The Films of Sergio Bianchi

What does it mean to call a film or filmmaker "political"? As we were so often reminded years ago, it can be said that all films are political: all films can be shown to reflect or respond to the societies or cultures that produced them. Yet what then should we call those filmmakers for whom the issue of the political engagement of their films is a kind of guiding principle that courses through their work?

Born in 1945, Brazilian director Sergio Bianchi both recalls and advances the notable tradition of political filmmaking in Brazil and throughout Latin America. Bianchi is surely the clearest contemporary descendent of that Brazilian film movement known as Cinema Novo, or "new cinema." Cinema Novo sought to introduce a kind of modernist film esthetic influenced by neo-realism and the French New Wave into Brazilian cinema, but more importantly it hoped to make the cinema a part of a national dialogue about that country's development and future.

Like the filmmakers of Cinema Novo, Bianchi focuses on those social groups deemed "marginal" because of race, class or region, although Bianchi includes sexual "marginals" in that category as well. His narratives also constantly mix documentary and fiction, reportage and storytelling, with frequent asides and interruptions to the main action. Yet more than his Cinema Novo predecessors, Bianchi also questions the very conditions for the possibility of a "national dialogue." For Bianchi, the upper-middle-class, overwhelmingly white participants in that dialogue will always show greater loyalty to their privileged positions than to any sense of national purpose, whereas those left out of the dialogue will find other ways of making their voices heard. His characters are often grotesque, their situations exaggerated, yet he challenges his viewers to gauge exactly how dissimilar the world he creates on screen is from the one they inhabit.

Instead of sending a message - the aim, in many cases, of an earlier generation of political filmmakers - Sergio Bianchi seeks to engage his audience in a dialogue. His most recent film, Chronically Unfeasible - shown at the 2000 New York Film Festival - remained in cinemas for months, and drew heated responses pro and con from every shade of the political spectrum. With their potent mix of aggression, exasperation, humor and irony, the films of Sergio Bianchi provide a powerful and important model for a fresh approach to political filmmaking.

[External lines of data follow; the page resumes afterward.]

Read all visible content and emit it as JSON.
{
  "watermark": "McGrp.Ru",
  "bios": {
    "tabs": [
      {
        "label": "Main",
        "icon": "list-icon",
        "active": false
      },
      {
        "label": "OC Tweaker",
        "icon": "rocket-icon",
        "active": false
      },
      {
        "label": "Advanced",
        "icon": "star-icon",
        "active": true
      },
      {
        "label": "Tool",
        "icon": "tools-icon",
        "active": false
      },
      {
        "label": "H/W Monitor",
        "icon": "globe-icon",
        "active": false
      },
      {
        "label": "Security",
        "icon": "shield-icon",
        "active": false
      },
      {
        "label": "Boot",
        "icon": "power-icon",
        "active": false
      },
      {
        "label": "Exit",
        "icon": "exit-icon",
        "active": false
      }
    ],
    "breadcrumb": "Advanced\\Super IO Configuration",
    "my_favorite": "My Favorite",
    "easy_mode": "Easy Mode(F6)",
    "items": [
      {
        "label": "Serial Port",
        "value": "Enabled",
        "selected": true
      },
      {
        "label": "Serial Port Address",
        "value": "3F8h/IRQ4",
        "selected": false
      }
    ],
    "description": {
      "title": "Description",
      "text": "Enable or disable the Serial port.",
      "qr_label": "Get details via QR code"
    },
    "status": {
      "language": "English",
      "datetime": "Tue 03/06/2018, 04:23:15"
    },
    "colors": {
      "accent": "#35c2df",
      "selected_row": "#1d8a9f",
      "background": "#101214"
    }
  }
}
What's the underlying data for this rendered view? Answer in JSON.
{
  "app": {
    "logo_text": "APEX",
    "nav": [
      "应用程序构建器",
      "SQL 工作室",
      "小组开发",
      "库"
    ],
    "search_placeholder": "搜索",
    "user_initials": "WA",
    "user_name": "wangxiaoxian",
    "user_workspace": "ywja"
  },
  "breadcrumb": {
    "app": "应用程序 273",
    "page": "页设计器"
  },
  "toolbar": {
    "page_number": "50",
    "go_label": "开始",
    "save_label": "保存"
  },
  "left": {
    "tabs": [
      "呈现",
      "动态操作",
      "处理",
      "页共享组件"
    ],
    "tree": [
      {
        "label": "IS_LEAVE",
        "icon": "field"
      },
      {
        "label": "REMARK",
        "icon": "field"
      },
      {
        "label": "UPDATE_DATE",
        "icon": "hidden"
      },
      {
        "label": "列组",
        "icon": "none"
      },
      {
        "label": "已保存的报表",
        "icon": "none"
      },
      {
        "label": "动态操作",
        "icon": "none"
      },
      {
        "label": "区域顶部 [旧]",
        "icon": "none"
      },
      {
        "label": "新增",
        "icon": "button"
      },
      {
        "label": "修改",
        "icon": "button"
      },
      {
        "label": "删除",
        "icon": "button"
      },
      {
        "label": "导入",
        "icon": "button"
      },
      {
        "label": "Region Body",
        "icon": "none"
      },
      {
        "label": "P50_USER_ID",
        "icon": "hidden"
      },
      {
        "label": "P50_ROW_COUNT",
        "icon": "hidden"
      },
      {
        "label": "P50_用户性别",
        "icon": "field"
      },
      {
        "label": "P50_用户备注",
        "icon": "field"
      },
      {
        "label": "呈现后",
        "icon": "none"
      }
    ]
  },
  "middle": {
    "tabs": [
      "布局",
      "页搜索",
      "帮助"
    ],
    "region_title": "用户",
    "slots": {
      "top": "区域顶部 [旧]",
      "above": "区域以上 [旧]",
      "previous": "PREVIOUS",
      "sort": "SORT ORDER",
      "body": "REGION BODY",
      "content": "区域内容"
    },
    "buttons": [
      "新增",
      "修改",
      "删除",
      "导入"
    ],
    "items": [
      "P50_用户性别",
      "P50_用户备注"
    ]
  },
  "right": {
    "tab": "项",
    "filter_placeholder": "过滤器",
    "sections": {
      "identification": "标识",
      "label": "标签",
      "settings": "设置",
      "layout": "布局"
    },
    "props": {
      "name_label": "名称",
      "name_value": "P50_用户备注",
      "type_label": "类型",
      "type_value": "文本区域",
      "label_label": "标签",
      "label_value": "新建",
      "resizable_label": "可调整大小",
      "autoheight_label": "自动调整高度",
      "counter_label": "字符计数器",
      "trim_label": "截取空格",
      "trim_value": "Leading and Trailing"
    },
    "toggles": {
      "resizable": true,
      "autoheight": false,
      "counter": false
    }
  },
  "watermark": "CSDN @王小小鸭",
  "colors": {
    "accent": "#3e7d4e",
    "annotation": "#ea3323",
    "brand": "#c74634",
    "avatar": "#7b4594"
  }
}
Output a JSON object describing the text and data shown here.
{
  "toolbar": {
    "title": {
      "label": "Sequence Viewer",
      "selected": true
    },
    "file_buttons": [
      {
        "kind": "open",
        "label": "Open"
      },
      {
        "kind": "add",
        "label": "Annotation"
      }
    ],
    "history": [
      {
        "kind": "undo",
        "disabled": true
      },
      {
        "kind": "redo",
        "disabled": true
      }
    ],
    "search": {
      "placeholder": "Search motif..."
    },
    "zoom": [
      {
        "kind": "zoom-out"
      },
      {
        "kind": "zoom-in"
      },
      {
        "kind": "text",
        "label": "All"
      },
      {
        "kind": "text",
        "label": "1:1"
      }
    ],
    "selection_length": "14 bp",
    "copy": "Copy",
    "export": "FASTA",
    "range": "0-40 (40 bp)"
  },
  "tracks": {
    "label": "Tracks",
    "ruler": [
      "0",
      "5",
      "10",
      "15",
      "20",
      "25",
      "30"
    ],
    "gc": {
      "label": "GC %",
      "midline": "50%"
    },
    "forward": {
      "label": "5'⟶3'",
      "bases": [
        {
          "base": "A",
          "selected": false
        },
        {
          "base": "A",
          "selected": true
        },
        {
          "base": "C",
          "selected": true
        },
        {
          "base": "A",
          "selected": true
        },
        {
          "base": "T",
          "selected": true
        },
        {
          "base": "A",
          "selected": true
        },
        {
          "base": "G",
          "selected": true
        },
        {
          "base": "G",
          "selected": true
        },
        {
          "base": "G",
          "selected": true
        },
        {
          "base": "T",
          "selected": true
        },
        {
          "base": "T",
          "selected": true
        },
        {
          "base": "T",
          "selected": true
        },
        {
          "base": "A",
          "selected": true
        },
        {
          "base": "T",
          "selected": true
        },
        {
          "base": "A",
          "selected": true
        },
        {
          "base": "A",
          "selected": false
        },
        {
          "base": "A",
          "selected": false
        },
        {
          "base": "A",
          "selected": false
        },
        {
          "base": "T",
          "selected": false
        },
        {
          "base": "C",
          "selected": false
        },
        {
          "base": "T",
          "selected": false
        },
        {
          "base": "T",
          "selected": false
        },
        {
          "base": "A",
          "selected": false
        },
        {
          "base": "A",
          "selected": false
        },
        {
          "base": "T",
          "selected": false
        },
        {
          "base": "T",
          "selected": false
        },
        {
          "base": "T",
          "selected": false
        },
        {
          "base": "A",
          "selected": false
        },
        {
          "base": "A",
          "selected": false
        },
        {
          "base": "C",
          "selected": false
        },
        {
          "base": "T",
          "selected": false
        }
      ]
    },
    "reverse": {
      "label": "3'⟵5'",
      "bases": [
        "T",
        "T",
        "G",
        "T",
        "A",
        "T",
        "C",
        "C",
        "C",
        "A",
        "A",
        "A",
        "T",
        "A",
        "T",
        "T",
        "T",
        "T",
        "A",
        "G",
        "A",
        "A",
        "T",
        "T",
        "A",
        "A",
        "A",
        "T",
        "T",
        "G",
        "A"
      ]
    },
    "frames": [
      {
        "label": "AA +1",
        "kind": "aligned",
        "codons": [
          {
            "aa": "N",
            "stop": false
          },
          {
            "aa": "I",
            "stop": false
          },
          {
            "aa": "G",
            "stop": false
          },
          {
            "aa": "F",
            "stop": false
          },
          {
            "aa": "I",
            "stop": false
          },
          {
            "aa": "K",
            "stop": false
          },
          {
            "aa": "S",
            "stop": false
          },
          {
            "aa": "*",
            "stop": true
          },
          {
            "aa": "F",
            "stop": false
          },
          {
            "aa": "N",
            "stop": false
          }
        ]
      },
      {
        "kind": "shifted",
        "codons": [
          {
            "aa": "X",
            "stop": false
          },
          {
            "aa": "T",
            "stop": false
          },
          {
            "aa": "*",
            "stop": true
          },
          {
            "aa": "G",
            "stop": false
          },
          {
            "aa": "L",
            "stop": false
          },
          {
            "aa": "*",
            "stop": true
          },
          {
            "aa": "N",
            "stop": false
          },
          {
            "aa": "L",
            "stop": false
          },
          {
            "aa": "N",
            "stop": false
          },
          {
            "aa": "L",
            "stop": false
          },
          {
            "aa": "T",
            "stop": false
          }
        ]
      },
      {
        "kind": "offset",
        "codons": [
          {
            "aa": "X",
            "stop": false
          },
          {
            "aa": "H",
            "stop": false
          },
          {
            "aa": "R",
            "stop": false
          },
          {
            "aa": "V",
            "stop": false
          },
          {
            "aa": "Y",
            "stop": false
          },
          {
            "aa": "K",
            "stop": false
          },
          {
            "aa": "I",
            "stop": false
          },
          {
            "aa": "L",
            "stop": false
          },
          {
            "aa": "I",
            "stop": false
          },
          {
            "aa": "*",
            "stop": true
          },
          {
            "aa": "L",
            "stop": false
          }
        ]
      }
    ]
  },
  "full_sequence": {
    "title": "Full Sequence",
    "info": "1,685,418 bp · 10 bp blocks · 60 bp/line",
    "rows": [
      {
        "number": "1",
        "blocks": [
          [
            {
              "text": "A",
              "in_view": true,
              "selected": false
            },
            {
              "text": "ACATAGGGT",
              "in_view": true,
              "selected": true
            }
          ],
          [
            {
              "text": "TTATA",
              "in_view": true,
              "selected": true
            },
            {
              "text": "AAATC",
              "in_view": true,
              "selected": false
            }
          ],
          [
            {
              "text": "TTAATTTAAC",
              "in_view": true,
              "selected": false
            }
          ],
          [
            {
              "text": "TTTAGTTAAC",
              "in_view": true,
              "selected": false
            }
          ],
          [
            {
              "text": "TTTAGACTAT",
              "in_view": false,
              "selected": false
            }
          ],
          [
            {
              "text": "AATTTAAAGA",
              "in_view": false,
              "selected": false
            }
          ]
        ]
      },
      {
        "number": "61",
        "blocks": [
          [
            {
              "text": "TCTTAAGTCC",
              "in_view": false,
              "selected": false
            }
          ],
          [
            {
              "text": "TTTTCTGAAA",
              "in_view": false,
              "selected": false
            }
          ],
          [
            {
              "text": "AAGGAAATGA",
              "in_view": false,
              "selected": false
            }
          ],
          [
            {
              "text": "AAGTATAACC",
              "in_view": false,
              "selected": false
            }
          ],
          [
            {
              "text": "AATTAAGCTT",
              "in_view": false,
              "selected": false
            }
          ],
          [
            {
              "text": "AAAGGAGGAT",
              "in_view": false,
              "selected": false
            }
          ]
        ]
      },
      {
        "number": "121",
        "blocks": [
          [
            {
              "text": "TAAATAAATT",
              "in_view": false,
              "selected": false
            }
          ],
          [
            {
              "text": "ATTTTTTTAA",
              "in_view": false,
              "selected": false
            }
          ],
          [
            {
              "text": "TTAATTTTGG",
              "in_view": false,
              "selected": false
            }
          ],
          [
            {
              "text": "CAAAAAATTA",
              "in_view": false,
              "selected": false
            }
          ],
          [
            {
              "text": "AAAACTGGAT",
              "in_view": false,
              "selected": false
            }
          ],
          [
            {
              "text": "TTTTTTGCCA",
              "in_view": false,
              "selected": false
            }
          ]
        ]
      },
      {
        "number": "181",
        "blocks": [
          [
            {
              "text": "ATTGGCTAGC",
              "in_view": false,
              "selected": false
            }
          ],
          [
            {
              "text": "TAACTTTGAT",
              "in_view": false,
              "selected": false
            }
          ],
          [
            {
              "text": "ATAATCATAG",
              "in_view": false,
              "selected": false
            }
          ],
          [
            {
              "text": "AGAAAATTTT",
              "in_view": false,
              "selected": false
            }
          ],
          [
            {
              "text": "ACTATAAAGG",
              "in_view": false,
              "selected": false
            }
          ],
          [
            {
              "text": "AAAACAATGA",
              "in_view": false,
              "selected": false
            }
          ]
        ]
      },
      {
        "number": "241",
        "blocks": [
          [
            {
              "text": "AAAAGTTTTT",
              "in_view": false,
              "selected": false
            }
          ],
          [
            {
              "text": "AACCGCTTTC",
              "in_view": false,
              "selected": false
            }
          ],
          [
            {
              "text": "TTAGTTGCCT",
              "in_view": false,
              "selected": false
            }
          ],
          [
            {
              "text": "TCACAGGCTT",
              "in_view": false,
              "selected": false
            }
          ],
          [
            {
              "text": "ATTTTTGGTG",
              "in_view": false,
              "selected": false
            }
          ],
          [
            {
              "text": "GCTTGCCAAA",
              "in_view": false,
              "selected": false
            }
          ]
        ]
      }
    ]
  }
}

This series was organized by the Film Society of Lincoln Center and originally presented at the Walter Reade Theater in March 2002.

Films are in Portuguese with English subtitles.

Films screenings are Mondays at 8:00 p.m. at Two Boots Pioneer Theater, 155 East 3rd St. (at Avenue A) Tel. (212) 254-3300.

 

From Real to Reel: Representing Brazil from the Inside Out

Examining the power of representation, this series includes the work of various filmmakers traveling through remote areas of Brazil, exploring and documenting diverse communities and their traditions.

Curated by Monika Wagenberg.

This video screening is co-organized by Cinema Tropical and The Americas Society.

The Americas Society is a non-profit organization that promotes the understanding of the political, economic, and cultural issues that define and challenge the Americas today, from the Arctic Circle to the Southernmost tip of Argentina.

Video screenings are Tuesdays at 6:30 p.m. or 8:00 p.m. (see schedule for time) at Americas Society, 680 Park Avenue (at 68th Street). Free Admission. Please reserve a seat by calling (212) 249-8950, ext. 364.

 


Monday, May 6, 8:00 pm at Two Boots Pioneer Theater, 155 East 3rd St.
Romance
(Sergio Bianchi, Brazil, 1987, 103 min.)

Three people are looking for clues following the death of Antonio César, a left-wing intellectual and journalist who had been working on an expos of international business corruption: Fernanda, Antonio's longtime girlfriend; André, his roommate, who fears that rumors that Antonio died of AIDS means that he too will contract the disease; and Regina, a journalist whose investigation of Antonio César's work brings up more questions than answers.

Although already noted for his short works, especially the scandalous Should I Kill Them? Bianchi clearly threw down a political and aesthetic gauntlet with this provocative, kaleidoscopic journey through contemporary Brazil that measures the distance between the radical slogans of the Sixties and the grim realities of the Eighties. In the film, Antonio César exists mainly as a televisual image, a ghostly presence that continues to haunt these characters and yet seems safely distant and contained - an apt metaphor for the legacy of the Sixties in politics, art and cinema for a generation of
Brazilians just then awakening to a new democracy.

 

 


Tuesday, May 7, 6:30pm at Americas Society, 680 Park Avenue
Odô Yá! Life with AIDS
Tânia Cypriano, Brazil/USA 1997, 58 min.
In this multiple-award winning documentary, Cypriano tells the affirming story of how Candomblé, a Brazilian religion of African origin, has become a source of strength and power in the fight against AIDS in Brazil. Shot in Rio de Janeiro, São Paulo and Bahia, Odô Yá! Life with AIDS shows the rituals of Candomblé and the celebration of Carnival. It features the personal struggles and words of wisdom from those whose faith has brought endurance and pride.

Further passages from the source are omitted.